Discussion in 'Nordic Languages' started by StunningNorway, Apr 18, 2013.

  1. StunningNorway Member

    English - Australia

    I have recently seen this word used as a Norwegian greeting. Is it slang, colloquial, a 'newish, made-up' word of an evolving language, from a dialect or Danish/Swedish? I presume that the word is made up from 'hei + sann'. The word is not in my dictionaries.

  2. NorwegianNYC

    NorwegianNYC Senior Member

    New York, NY, USA
    It is not new alt all. If anything it is slightly old-style. The word is indeed composed of "hei" and "sann". The word "sann" normally translate into "true, real", but in this case is is sooner an interjection, and does not have an independent meaning. There is no difference between "hei" and "heisann" other than the latter often carrying an element of surprise.
  3. henbjo Member

    Valencia, Spain
    While what NorwegianNYC writes is true, I would like add that it is the case that "heisann" is mainly used in casual settings.
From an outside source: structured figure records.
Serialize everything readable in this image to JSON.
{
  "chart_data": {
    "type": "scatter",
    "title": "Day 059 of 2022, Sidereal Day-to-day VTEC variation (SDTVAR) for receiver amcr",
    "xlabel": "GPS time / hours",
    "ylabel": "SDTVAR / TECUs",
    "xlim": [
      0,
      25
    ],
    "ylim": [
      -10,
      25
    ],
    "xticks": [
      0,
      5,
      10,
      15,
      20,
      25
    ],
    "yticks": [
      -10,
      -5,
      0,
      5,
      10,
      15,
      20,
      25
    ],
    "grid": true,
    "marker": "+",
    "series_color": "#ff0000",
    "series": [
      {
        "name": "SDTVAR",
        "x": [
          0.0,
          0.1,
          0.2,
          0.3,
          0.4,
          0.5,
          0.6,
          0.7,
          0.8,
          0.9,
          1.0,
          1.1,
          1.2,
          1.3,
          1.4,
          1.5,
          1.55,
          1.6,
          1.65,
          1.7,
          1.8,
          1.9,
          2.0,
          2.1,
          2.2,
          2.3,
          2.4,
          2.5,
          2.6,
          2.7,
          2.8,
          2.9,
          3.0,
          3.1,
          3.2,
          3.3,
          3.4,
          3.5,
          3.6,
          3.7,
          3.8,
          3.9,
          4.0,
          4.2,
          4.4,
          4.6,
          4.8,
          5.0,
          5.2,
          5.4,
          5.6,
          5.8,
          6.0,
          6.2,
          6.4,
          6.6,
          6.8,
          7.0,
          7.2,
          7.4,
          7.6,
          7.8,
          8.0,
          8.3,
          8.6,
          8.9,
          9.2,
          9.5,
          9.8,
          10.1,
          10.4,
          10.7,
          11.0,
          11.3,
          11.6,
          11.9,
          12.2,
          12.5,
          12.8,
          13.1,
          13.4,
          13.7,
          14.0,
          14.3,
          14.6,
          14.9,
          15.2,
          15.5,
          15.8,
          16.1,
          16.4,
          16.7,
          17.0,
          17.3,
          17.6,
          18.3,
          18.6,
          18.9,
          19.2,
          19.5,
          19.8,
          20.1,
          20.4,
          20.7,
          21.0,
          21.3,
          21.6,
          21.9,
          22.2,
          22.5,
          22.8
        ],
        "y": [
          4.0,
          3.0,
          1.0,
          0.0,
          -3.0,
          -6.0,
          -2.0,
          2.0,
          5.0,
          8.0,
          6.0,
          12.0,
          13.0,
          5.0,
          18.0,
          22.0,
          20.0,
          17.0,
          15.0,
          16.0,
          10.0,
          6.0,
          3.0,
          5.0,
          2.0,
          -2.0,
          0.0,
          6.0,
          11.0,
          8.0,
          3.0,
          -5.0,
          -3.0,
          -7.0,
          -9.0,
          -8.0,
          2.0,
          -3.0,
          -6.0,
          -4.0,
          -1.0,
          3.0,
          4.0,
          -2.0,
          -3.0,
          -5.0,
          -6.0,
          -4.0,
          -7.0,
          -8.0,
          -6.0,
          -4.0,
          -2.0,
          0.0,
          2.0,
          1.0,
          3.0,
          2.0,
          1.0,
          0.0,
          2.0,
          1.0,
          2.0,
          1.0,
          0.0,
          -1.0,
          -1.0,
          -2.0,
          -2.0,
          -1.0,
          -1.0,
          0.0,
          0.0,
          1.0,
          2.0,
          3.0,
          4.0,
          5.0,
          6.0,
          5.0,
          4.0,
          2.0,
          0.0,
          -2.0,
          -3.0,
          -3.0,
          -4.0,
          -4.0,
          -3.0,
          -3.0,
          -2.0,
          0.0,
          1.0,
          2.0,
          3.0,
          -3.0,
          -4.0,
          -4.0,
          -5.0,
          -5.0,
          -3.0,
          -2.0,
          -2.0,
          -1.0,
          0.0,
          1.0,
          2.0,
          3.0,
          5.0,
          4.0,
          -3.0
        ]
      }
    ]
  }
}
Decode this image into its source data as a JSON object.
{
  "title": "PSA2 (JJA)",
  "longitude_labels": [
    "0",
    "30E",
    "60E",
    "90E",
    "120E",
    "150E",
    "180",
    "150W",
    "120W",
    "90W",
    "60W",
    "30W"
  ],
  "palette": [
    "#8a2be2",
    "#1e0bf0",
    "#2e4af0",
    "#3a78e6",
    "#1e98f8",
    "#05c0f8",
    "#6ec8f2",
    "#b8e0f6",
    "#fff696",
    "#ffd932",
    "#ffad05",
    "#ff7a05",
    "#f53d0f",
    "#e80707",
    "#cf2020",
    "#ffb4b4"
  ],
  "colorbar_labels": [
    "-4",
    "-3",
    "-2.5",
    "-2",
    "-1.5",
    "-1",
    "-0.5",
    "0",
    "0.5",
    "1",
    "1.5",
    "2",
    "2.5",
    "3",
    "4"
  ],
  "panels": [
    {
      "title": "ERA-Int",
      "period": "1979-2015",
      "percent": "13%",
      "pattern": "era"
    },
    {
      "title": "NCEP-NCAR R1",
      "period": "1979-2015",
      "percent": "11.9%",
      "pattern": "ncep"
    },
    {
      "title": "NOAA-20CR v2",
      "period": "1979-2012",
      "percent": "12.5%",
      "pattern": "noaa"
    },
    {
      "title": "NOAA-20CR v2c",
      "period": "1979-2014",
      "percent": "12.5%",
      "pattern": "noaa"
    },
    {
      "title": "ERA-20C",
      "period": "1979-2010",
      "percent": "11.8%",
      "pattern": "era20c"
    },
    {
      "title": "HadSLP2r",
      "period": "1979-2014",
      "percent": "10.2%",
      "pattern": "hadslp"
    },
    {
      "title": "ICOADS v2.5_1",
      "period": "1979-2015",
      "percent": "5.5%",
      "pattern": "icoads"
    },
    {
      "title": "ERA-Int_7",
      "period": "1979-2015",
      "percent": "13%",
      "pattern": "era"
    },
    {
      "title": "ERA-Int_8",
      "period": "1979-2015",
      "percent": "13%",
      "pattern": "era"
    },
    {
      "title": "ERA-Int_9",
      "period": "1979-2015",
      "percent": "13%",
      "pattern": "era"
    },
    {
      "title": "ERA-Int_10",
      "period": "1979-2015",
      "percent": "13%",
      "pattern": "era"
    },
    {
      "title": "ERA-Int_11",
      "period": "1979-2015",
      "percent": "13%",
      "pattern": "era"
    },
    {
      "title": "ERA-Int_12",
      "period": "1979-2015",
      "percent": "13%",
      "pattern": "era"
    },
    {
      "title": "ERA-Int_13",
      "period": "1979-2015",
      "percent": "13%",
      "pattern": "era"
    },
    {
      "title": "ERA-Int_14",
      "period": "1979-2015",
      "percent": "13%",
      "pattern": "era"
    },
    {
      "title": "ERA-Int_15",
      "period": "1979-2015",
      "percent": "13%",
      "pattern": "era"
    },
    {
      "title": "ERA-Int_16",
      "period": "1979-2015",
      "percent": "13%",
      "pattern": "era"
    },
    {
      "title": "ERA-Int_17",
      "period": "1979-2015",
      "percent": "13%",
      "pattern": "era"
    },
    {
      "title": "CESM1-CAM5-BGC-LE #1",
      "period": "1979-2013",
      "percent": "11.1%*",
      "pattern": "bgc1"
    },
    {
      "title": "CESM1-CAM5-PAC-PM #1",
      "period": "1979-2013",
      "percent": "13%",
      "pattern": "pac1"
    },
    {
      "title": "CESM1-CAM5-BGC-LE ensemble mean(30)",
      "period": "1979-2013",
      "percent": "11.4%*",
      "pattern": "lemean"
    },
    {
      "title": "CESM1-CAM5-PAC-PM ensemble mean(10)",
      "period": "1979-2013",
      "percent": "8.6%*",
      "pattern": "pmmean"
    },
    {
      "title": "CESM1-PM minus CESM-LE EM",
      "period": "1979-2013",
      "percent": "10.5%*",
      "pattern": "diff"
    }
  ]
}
    The whole word is sometimes also used as an interjection interchangeable with "oi", "ops" (English "whoops"). On a side note, the "sann" can also be appended to "oi" to produce "oisann", which just as with "heisann" means the exact same thing as before. :)
  4. NorwegianNYC

    NorwegianNYC Senior Member

    New York, NY, USA
    Thank you henbjo - that is an important nuance! After some research, I have found that "sann" (as in heisann and oisann) is in fact a metric device in folk poetry. Many Scandinavian stev (a four-line stanza) include the word "sann" as an interjection in the end of a verse, and it is probably related to the tonal system in the Scandinavian languages. Short words like "hei", "hopp" and "oi" are 'up'-words, and by adding the otherwise nonsensical "sann", they go up-down, and thereby complete the verse. Why "sann" is anybody's guess, but it has been suggested it is related to the word "sann" (= true, genuine) in the meaning "indeed".
  5. bicontinental Senior Member

    English (US), Danish, bilingual
    It seems to be an older Scandinavian greeting,quite informal, as henbjo pointed out, hejsa in Danish and hejsan in Swedish. Interestingly, the Danish online dictionary, Den Danske Ordbog, suggests a German origin hei-sa, of which 'sa' is derived from the French ça). Who knows. And the Danes do the hejsa-hopsa as well... even the hejsa hopsa-sa. :)

  6. basslop

    basslop Senior Member

    I am not much into stev history but concerning folk poetry, both my parents and my parents in law practised folk dancing in a local "leikaring". So I have heard quite some stev with "sann". However I have also noticed that now and then "sa ho" (she said in English) is used instead. Therefore I guess "sann" actually is "sa'n" = "sa han" (he said" in English). It make sense that the stev is referring to a statement or a story that an other person has told. Due to my limited knowledge here, there is an other solution too: If NorwegiansNYC is right. Then "sa'o" could be something more recent started from someone who
    a: did not know, like me, and wanted to distinguish between men's and women's statements
    b: did know but on purpose wanted to play with the language
  7. StunningNorway Member

    English - Australia

    'Heisann' ;) alle

    Tusen takk for forklaringer.
  8. NorwegianNYC

    NorwegianNYC Senior Member

    New York, NY, USA
    Very interesting! I feel it might be a confluence of hei-sa (from French ça) and a contraction of sa han > sa'n > sann, and that the latter was reinterpreted as "indeed". Bottomline, it is a nonsensical utterance that add a certain implied meaning.